- Some physical or virtual hardware, properly configured
- Ubuntu Server 16.04
- Manual server setup
- Automated tool configuration
- Sites setup
- Backup configuration
- Monitoring (TODO)
- Password changes (TODO)
Look at the script under server-setup/01-first-steps.sh
and either copy/paste
or hand-key the steps to configure a user. You're basically bootstrapping your
access so you can do the rest of the configuration over a remote terminal, as
most KVM-style access doesn't offer good copy/paste features.
Execute server-setup/02-apps.sh
. This script does the following:
- Set the timezone
- Remove the password requirement from sudo
- Install and configure docker
- Install docker-compose
- Install and configure vim
Execute server-setup/03-sites.sh
. This script does the following:
- Starts a Traefik instance
- Starts both the base site and the members site.

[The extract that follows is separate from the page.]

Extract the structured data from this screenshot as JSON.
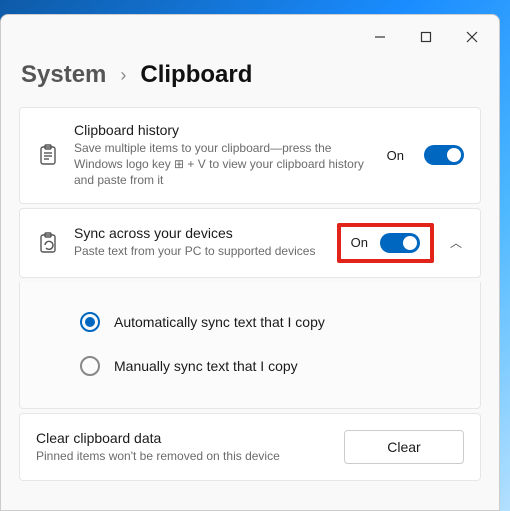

You'll need to provide passwords for the database for both sites (and you should make them different)
Execute server-setup/03-sites.sh
. This script does the following:
- Create cron entries to backup key wordpress files
- Create cron entries to backup MariaDB data
TODO
This isn't a step in the configuration. It is a note about where password reside so that in event that you need to change a password you know where to do it.
MariaDB passwords are stored in the following places:
- In the environment of both the Wordpress and MariaDB docker containers. Update an .env file and redeploy the entire compose stack with the updated password.
- In the
/etc/cron.d/<site>
file. These are used to create rotating backups.
Wordpress has a default maximum upload size of 2MB. That's quite low for most
things. This has been increased, but if there is a need to increase it further
that can be done by editing /sites/members/uploads.ini
. Note that you need to
update memory_limit
, upload_max_filesize
, and post_max_size
.
Once you've updated the file, simply execute /update.sh
on the server to
refresh the site with the updated settings.